W czasach, kiedy reżyserzy drżą, czy politycy nie będą chcieli zbyt mocno ingerować w ich dzieła, kiedy artyści drżą o granty i dotacje, Wojcieszek zrealizował film bardzo radykalny w swojej wymowie, zdobywając nań pieniądze w sposób daleki od standardu, bez żadnego zaangażowania środków publicznych. W czasach, kiedy wielu artystów ze zdumieniem zauważa, że tego typu finanse zależne są od politycznego zapotrzebowania ich dysponentów, Wojcieszek posłużył się znaną od lat w alternatywnym środowisku artystycznym metodą "DIY", czyli "zrób to sam", pozwalającą na pełną niezależność i wolność mówienia tego, co się chce.
Film zatytułowany jest "Knives Out". Rzecz dzieje się w jak najbardziej współczesnej Polsce, dosłownie dziś - jest już po wyborach prezydenckich, które wygrał Andrzej Duda. Jeden z bohaterów mówi nawet: "Głosowałem na Dudę. Ale powiem ci szczerze, głosowałem na niego z litości. Przez rok był u nas prawnikiem jak rozkręcaliśmy firmę, ale nie radził sobie, więc musieliśmy wynająć kogoś innego. Pewnego dnia patrzę i gość startuje na prezydenta. Ale miał już inny numer. Przeczytałem w necie jego program, ale to się, kurwa, nie trzymało kupy. Ale zagłosowałem na niego. Mam parę zdjęć ze starych czasów jak grillujemy razem kiełbasę z Lidla. Polska to mały kraj".

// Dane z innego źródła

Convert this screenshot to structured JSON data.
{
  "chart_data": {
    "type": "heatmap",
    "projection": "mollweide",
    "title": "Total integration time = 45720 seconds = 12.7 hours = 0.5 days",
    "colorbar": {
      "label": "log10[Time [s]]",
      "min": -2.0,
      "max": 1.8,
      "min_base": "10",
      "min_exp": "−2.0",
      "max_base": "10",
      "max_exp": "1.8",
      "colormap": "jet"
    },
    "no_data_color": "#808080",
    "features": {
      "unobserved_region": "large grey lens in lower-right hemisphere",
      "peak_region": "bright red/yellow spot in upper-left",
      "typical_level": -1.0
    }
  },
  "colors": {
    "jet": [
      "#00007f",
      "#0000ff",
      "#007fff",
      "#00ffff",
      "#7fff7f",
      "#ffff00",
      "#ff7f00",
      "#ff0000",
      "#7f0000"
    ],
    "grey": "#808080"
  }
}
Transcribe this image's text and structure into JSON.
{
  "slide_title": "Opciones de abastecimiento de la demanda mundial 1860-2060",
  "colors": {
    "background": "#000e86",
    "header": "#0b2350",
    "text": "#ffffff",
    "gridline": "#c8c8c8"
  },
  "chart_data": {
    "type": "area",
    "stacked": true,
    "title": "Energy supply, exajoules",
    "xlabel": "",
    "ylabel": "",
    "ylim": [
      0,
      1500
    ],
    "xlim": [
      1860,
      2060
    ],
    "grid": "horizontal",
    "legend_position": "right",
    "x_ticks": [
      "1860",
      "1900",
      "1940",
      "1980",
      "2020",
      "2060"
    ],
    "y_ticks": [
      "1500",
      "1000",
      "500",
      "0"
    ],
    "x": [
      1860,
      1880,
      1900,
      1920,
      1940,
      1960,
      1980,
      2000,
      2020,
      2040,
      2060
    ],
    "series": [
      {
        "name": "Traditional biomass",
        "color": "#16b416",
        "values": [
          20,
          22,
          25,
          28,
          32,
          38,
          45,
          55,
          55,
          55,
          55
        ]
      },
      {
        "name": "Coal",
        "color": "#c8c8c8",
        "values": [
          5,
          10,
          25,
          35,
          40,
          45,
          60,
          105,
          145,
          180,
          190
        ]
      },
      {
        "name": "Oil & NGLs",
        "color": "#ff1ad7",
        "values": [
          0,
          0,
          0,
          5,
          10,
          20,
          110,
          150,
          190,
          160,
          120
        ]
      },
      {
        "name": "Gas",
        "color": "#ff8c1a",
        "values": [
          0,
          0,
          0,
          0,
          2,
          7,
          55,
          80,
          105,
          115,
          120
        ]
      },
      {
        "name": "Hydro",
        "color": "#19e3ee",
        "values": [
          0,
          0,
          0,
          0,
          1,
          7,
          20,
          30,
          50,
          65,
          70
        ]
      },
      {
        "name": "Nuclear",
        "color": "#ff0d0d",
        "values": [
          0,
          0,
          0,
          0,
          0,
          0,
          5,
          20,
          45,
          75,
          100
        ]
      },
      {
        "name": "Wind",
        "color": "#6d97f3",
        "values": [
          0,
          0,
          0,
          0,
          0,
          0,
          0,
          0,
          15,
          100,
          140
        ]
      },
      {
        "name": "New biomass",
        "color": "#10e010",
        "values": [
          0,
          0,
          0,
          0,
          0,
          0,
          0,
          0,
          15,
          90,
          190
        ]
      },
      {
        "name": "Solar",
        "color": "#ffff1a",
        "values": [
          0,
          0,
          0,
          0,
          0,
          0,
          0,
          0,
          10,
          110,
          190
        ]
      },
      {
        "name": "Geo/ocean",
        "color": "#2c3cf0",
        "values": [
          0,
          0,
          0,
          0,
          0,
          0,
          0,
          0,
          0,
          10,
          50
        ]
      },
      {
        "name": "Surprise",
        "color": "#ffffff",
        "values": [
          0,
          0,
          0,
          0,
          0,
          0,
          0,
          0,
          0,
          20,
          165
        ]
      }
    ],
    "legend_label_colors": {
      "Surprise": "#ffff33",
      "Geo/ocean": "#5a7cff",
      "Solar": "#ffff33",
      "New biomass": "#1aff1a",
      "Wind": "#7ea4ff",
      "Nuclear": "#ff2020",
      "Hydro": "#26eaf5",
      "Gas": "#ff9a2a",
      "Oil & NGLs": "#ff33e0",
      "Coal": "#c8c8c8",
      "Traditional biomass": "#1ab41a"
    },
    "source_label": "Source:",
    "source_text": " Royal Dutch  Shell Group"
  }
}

Domek w lesie, nad jeziorem. Na letni weekend przyjeżdża tam grupa młodych ludzi. To przyjaciele sprzed lat - chodzili razem do liceum, pół dekady temu zdawali maturę, ale potem ich ścieżki się rozdzieliły. Jedni zrobili kariery w korporacjach, inni - dorobili się pieniędzy programując ułatwiające każdą życiową czynność aplikacje, jeszcze inni - są przegrani: pracują na pół etatu za pieniądze, które nie pozwalają normalnie żyć. Łączy ich jedno: kochają Polskę i uważają się za najlepsze pokolenie. Co chwila, jak mantrę, powtarzają nazwę swojej ojczyzny i dodające otuchy hasło: "Polska jest zajebista. Jesteśmy najlepszym pokoleniem".
from
on
.
Ale między "nocne Polaków rozmowy" 2015 roku, w których poczucie narodowej dumy łączy się ze z trudem ukrywanym żalem, że jednak nie wszystko wszystkim poszło tak, jakby chcieli, niespodziewanie wdziera się zaskakujący element. Obcy. W postaci Ukrainki - pracuje w firmie jednego z bohaterów, przywiózł ją do domu, "żeby się integrowała, bo nikogo nie zna". Ale szybko okazuje się, że integrują się raczej Polacy. W taki sposób, w jaki w ostatnich czasach Polacy integrują się najszybciej i najsprawniej - przeciwko niej, wspólnemu wrogowi.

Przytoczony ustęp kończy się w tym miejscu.